Monsignor Marino Basso, parroco di Pecetto, era stato identificato come figura centrale dell’indagine

Opere d’arte e oggetti sacri rubati: archiviate le accuse al prete esorcista

È finita senza colpevoli l’indagine sulla sparizione di opere d’arte e oggetti sacri dal Duomo di Torino e dall’ex convento francescano di Susa, poi rivenduti in mercatini frequentati da collezionisti di arte. Il procedimento, avviato nel 2021 dalla Procura di Torino, si è concluso nei giorni scorsi con un’archiviazione decisa dal gip Giorgia De Palma, su richiesta del pm Elisa Buffa. La motivazione: i reati contestati, furto e ricettazione, sono ormai prescritti. Tra gli indagati figuravano monsignor Marino Basso, parroco di Pecetto e uno dei pochi esorcisti ancora attivi in Italia, due fratelli restauratori e un commerciante. Il caso era nato dal ritrovamento, in un mercatino dell’antiquariato a Borgo d’Ale (Vercelli), di un dipinto risultato rubato anni prima dall’ex convento di Susa, oggi trasformato in una caratteristica boutique-hotel.

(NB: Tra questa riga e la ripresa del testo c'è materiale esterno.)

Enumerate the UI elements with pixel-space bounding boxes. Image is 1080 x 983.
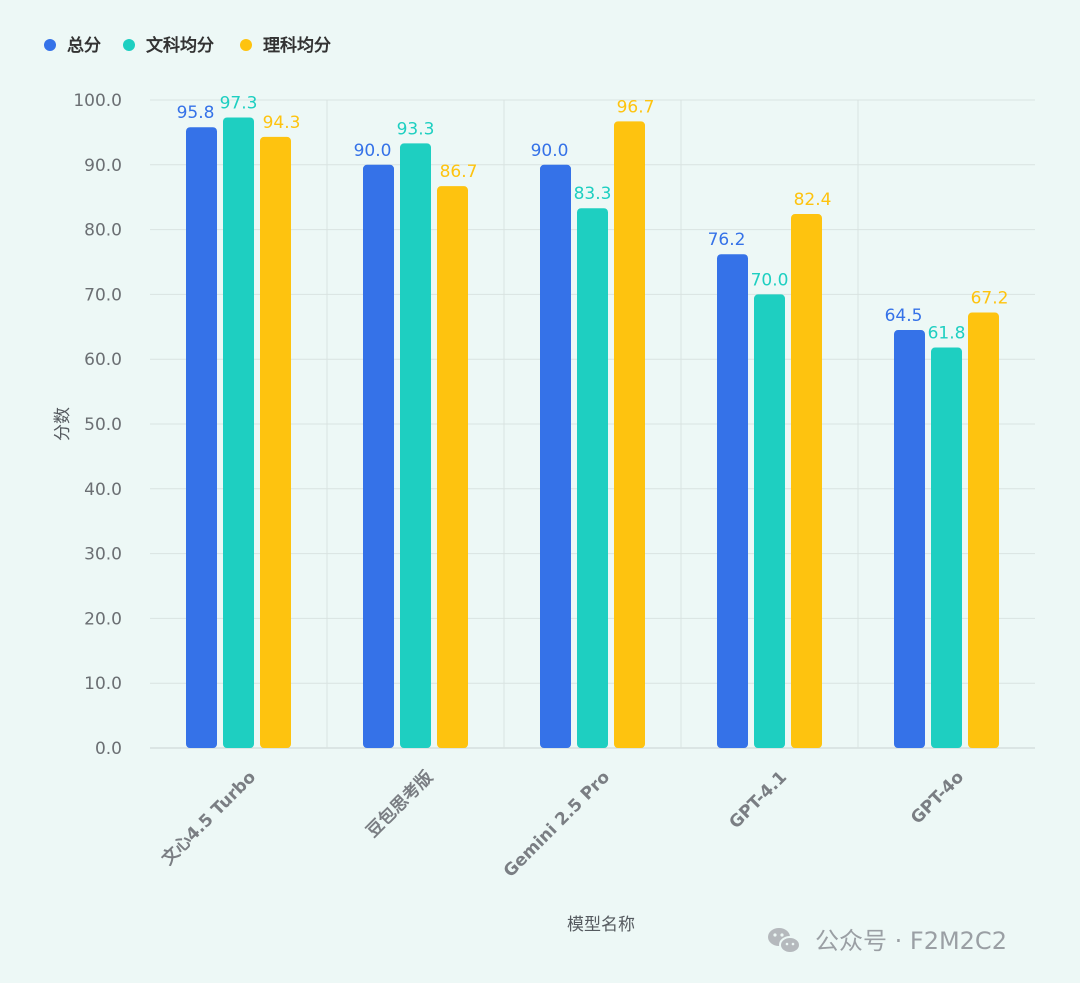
watermark-text: 公众号 · F2M2C2 (815, 927, 1007, 955)
data-label: 76.2 (708, 230, 746, 250)
bars-layer (186, 117, 999, 749)
y-tick-label: 40.0 (84, 480, 122, 500)
legend-item[interactable]: 总分 (44, 35, 101, 56)
y-tick-label: 60.0 (84, 350, 122, 370)
bar[interactable] (894, 330, 925, 748)
legend-item[interactable]: 文科均分 (123, 35, 214, 56)
legend-label: 总分 (67, 35, 101, 56)
data-label: 96.7 (617, 97, 655, 117)
data-label: 82.4 (794, 190, 832, 210)
watermark: 公众号 · F2M2C2 (768, 927, 1007, 955)
y-tick-label: 90.0 (84, 156, 122, 176)
y-tick-label: 0.0 (95, 739, 122, 759)
legend[interactable]: 总分 文科均分 理科均分 (44, 35, 331, 56)
y-tick-label: 50.0 (84, 415, 122, 435)
x-tick-label: GPT-4o (907, 767, 968, 828)
bar[interactable] (614, 121, 645, 748)
bar[interactable] (968, 312, 999, 748)
data-label: 67.2 (971, 289, 1009, 309)
bar[interactable] (577, 208, 608, 748)
x-axis-title: 模型名称 (567, 915, 635, 935)
y-tick-label: 70.0 (84, 285, 122, 305)
bar[interactable] (223, 117, 254, 749)
data-label: 94.3 (263, 113, 301, 133)
bar[interactable] (754, 294, 785, 748)
x-tick-label: 文心4.5 Turbo (157, 767, 260, 870)
bar[interactable] (260, 136, 291, 748)
data-label: 90.0 (531, 141, 569, 161)
data-label: 86.7 (440, 162, 478, 182)
y-tick-label: 80.0 (84, 221, 122, 241)
legend-label: 文科均分 (146, 35, 214, 56)
y-tick-label: 30.0 (84, 545, 122, 565)
legend-item[interactable]: 理科均分 (240, 35, 331, 56)
bar[interactable] (717, 254, 748, 748)
data-label: 83.3 (574, 184, 612, 204)
x-tick-label: GPT-4.1 (725, 767, 791, 833)
bar[interactable] (540, 164, 571, 749)
data-label: 90.0 (354, 141, 392, 161)
y-tick-label: 10.0 (84, 674, 122, 694)
x-tick-label: Gemini 2.5 Pro (500, 767, 614, 881)
data-label: 97.3 (220, 93, 258, 113)
bar[interactable] (400, 143, 431, 748)
x-tick-label: 豆包思考版 (362, 767, 437, 842)
data-label: 70.0 (751, 270, 789, 290)
data-label: 93.3 (397, 119, 435, 139)
y-tick-label: 20.0 (84, 609, 122, 629)
legend-marker (123, 39, 135, 51)
bar[interactable] (186, 127, 217, 748)
data-label: 61.8 (928, 324, 966, 344)
bar[interactable] (437, 186, 468, 748)
bar[interactable] (931, 347, 962, 748)
data-label: 95.8 (177, 103, 215, 123)
y-axis-title: 分数 (53, 407, 73, 441)
y-tick-label: 100.0 (73, 91, 122, 111)
bar[interactable] (363, 164, 394, 749)
bar[interactable] (791, 214, 822, 749)
wechat-icon (768, 928, 801, 954)
data-label: 64.5 (885, 306, 923, 326)
legend-label: 理科均分 (263, 35, 331, 56)
legend-marker (44, 39, 56, 51)
legend-marker (240, 39, 252, 51)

Da quel momento, le indagini avevano portato alla scoperta di altre sparizioni sospette: circa sessanta pezzi, tra cui due pregiati arazzi fiamminghi, un tempo custoditi nei locali della Consolata per ragioni di sicurezza dopo l’incendio della Cappella della Sindone del 1997. Don Basso era stato identificato come figura centrale dell’indagine per via dei suoi incarichi passati: tra il 2006 e il 2014 aveva infatti ricoperto il ruolo di rettore del santuario della Consolata e officiato a lungo anche nella diocesi di Susa. A lui si collegavano anche i due fratelli restauratori — uno dei quali abitava proprio con il sacerdote — e un antiquario del torinese. I carabinieri del Nucleo Tutela del Patrimonio Culturale avevano anche eseguito una perquisizione a Villa del Sacro Cuore, la residenza del prelato a Pecetto: all’interno furono ritrovate alcune opere, ma nessuna di particolare valore o tra quelle scomparse. Degli arazzi fiamminghi, stimati come i beni più pregiati, nessuna traccia. Col passare del tempo e senza nuovi riscontri investigativi, la Procura ha dovuto fare i conti con la prescrizione. I presunti furti risalirebbero infatti al periodo compreso tra il 2013 e il 2014: troppo lontani nel tempo per poter procedere. La conseguenza è stata l’inevitabile archiviazione del fascicolo e la chiusura dell’inchiesta. Le opere rubate restano senza autore. E senza giustizia.